S. Chandra, Centre for Advanced Coating Technology, University of Toronto, Toronto, ON, Canada; R. Dhiman, Centre for Advanced Coating Technologies, University of Toronto, Toronto, ON, Canada
Splats formed during a thermal spray process are either highly fragmented or disk-like. To predict this change in splat morphology, a solidification parameter (Q), which takes into account important factors such as the substrate temperature, thermal contact resistance, and droplet and substrate properties, has been developed. Q is the ratio of the thickness of the solid layer formed in the splat while it is spreading to the splat thickness. The value of Q can be calculated from an analytical one-dimension heat conduction model. If the solid layer growth is very slow (Q << 1), the droplet spreads out to a large extent. Once it reaches maximum spread it becomes so thin that it ruptures. If, however, the solid layer thickness is significant (Q ~ 0.1 – 0.7), the droplet is restricted from spreading too far and does not become thin enough to rupture. Under such circumstances, disk-type splats are expected. When the solid layer growth is rapid (Q ~ 1 or greater), spreading of the droplet is significantly obstructed by the solid layer, producing splats with fingers around their periphery. Predictions from the model are compared with experimental data to confirm this proposed mechanism of splat fragmentation.

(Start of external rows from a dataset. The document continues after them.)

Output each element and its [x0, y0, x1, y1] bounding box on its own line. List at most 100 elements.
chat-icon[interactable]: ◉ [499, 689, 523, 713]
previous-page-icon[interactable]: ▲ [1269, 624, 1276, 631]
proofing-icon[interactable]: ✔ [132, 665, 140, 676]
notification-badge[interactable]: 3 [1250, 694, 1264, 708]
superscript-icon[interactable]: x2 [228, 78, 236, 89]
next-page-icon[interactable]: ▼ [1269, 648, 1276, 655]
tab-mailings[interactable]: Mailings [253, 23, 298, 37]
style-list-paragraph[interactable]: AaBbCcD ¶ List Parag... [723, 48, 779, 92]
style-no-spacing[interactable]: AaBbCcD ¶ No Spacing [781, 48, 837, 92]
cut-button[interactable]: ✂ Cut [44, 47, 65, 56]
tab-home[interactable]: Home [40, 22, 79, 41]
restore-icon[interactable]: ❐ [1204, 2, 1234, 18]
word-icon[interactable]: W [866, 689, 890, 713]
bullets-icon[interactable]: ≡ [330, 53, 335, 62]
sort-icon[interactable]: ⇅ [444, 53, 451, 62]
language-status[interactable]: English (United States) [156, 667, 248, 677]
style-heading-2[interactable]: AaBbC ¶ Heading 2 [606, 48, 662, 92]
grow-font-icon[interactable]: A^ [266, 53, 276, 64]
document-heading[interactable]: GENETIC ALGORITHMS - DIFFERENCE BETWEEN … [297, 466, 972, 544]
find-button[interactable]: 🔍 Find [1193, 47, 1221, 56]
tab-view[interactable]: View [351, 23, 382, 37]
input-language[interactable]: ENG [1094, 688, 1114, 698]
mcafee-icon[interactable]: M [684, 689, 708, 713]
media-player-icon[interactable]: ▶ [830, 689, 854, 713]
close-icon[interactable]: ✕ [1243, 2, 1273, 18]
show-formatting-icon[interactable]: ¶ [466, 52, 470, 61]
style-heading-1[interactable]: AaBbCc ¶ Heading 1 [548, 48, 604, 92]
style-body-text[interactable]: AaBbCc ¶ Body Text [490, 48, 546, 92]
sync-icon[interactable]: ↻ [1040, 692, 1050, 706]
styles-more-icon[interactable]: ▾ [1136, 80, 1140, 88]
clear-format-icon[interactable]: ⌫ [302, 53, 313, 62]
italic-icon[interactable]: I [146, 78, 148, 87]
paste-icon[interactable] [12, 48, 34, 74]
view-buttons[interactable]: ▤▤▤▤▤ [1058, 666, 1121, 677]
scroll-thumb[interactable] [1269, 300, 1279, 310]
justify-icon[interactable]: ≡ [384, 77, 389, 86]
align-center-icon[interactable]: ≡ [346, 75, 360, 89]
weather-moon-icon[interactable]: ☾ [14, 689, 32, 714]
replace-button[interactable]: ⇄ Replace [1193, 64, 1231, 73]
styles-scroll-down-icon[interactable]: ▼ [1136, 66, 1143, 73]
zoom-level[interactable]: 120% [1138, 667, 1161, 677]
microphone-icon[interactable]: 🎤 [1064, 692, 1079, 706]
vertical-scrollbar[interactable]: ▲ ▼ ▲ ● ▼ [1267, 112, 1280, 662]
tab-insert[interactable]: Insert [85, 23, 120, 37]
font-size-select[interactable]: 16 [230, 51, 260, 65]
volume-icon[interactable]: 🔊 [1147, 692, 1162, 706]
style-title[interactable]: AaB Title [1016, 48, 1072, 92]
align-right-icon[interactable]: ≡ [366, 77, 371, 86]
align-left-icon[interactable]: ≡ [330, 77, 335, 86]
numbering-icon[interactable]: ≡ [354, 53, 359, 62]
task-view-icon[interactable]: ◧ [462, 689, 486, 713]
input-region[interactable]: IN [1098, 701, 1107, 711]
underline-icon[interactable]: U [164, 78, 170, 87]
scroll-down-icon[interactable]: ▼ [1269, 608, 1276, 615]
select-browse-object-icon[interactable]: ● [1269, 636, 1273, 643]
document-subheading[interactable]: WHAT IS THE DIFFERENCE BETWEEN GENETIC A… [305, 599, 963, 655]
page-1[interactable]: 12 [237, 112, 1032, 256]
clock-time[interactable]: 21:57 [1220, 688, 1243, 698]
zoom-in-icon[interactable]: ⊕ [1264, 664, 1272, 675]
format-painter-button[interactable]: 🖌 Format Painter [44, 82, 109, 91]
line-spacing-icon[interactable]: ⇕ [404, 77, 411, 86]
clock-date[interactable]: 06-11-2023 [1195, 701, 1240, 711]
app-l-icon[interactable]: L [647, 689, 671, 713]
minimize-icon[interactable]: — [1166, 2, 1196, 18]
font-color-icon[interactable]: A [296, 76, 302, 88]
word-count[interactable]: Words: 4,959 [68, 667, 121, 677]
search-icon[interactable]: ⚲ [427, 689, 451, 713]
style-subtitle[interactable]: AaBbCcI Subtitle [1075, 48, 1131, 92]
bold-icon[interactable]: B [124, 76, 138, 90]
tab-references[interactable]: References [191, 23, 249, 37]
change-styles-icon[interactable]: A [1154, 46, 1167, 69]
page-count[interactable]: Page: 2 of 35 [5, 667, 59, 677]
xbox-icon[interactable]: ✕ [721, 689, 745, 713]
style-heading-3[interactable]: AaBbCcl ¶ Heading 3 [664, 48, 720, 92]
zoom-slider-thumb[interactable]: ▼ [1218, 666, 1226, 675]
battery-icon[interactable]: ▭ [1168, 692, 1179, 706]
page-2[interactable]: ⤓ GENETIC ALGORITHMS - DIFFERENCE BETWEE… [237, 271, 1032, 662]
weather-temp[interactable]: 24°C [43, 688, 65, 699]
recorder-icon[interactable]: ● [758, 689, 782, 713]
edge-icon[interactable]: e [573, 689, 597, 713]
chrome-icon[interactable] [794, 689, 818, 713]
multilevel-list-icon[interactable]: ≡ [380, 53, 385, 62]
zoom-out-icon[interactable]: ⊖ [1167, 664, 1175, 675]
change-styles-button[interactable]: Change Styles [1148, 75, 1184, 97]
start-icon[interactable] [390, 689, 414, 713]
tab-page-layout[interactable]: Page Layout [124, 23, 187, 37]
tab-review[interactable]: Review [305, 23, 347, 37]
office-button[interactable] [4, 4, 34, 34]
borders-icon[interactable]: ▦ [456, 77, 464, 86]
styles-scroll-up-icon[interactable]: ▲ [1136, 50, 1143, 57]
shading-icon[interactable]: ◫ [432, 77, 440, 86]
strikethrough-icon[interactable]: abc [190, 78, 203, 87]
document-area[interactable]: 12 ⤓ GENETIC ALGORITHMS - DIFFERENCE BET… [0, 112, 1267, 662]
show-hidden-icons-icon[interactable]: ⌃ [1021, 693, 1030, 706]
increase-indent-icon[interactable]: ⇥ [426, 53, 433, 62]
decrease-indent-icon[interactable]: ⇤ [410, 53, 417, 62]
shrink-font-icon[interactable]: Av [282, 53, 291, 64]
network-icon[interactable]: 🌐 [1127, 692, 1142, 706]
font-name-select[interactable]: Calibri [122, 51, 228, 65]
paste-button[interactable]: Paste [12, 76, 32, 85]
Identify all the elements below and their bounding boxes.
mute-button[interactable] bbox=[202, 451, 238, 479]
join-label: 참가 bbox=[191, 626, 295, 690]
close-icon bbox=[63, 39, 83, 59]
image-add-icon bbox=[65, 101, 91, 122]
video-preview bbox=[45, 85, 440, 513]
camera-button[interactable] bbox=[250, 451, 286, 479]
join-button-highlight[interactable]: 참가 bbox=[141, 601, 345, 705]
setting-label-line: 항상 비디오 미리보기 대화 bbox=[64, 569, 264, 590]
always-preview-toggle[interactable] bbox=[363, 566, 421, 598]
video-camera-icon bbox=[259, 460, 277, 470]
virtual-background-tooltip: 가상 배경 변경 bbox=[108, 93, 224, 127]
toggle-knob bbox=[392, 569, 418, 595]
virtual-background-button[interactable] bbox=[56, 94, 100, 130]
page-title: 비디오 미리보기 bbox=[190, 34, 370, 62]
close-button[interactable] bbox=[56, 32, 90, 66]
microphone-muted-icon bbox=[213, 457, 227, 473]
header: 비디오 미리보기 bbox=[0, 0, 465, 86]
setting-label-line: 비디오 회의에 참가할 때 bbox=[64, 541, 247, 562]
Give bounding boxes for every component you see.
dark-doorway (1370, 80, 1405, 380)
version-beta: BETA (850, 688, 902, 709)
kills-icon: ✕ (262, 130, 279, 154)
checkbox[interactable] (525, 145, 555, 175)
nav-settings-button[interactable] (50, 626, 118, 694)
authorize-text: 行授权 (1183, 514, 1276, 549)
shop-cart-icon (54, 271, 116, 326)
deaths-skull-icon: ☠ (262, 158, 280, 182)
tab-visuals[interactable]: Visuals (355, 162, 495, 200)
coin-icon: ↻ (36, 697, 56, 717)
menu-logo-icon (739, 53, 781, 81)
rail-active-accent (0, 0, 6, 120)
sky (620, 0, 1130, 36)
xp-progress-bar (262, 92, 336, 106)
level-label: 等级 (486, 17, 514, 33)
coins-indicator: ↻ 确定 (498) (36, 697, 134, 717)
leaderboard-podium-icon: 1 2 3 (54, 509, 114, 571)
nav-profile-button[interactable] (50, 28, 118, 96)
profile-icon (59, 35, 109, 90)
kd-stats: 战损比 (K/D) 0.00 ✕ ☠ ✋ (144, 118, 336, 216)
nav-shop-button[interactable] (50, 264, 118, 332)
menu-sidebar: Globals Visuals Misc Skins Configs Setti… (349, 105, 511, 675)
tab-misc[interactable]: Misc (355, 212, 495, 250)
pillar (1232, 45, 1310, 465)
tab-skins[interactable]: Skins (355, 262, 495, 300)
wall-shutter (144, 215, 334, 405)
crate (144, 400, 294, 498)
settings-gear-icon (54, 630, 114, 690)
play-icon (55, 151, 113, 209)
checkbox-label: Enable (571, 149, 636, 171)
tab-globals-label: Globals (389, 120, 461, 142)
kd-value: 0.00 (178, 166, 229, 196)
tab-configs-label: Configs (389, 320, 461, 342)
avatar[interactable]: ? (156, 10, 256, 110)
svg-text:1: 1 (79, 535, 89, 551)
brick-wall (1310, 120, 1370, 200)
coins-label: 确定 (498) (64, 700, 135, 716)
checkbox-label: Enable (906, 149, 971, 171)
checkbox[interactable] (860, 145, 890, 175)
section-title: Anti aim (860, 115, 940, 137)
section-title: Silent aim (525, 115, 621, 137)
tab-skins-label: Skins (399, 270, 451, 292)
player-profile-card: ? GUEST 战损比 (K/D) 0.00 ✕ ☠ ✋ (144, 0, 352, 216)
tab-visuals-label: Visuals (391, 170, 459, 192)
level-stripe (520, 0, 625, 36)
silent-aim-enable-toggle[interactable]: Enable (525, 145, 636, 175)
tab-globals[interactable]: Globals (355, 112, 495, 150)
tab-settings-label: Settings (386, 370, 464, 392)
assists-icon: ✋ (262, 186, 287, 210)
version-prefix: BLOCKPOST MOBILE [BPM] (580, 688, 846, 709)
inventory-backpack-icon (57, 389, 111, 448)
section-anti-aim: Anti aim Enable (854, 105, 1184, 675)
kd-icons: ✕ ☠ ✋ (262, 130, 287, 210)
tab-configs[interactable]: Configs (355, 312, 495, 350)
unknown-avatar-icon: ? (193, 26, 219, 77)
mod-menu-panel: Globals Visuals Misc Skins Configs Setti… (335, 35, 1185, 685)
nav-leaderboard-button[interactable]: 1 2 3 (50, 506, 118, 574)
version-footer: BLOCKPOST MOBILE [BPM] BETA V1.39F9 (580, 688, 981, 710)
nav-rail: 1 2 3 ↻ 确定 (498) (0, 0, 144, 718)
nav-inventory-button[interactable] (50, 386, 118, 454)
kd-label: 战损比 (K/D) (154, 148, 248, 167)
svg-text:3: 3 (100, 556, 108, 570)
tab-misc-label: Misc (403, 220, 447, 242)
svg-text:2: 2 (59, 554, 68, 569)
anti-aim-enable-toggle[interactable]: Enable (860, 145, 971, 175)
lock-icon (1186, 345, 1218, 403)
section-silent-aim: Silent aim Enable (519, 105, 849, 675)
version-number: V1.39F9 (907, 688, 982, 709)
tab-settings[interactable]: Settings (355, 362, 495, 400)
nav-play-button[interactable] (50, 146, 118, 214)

Summary: An analytical model is described to predict the splat morphology (splash-type or disk-type) observed in a thermal spray process. The model calculates a solidification parameter (Q), defined as the ratio of the solid layer thickness produced in the splat while it is spreading to the splat thickness. The value of the solidification parameter is indicative of the splat shape obtained in a thermal spray process. The model results were confirmed by experimental data from various sources.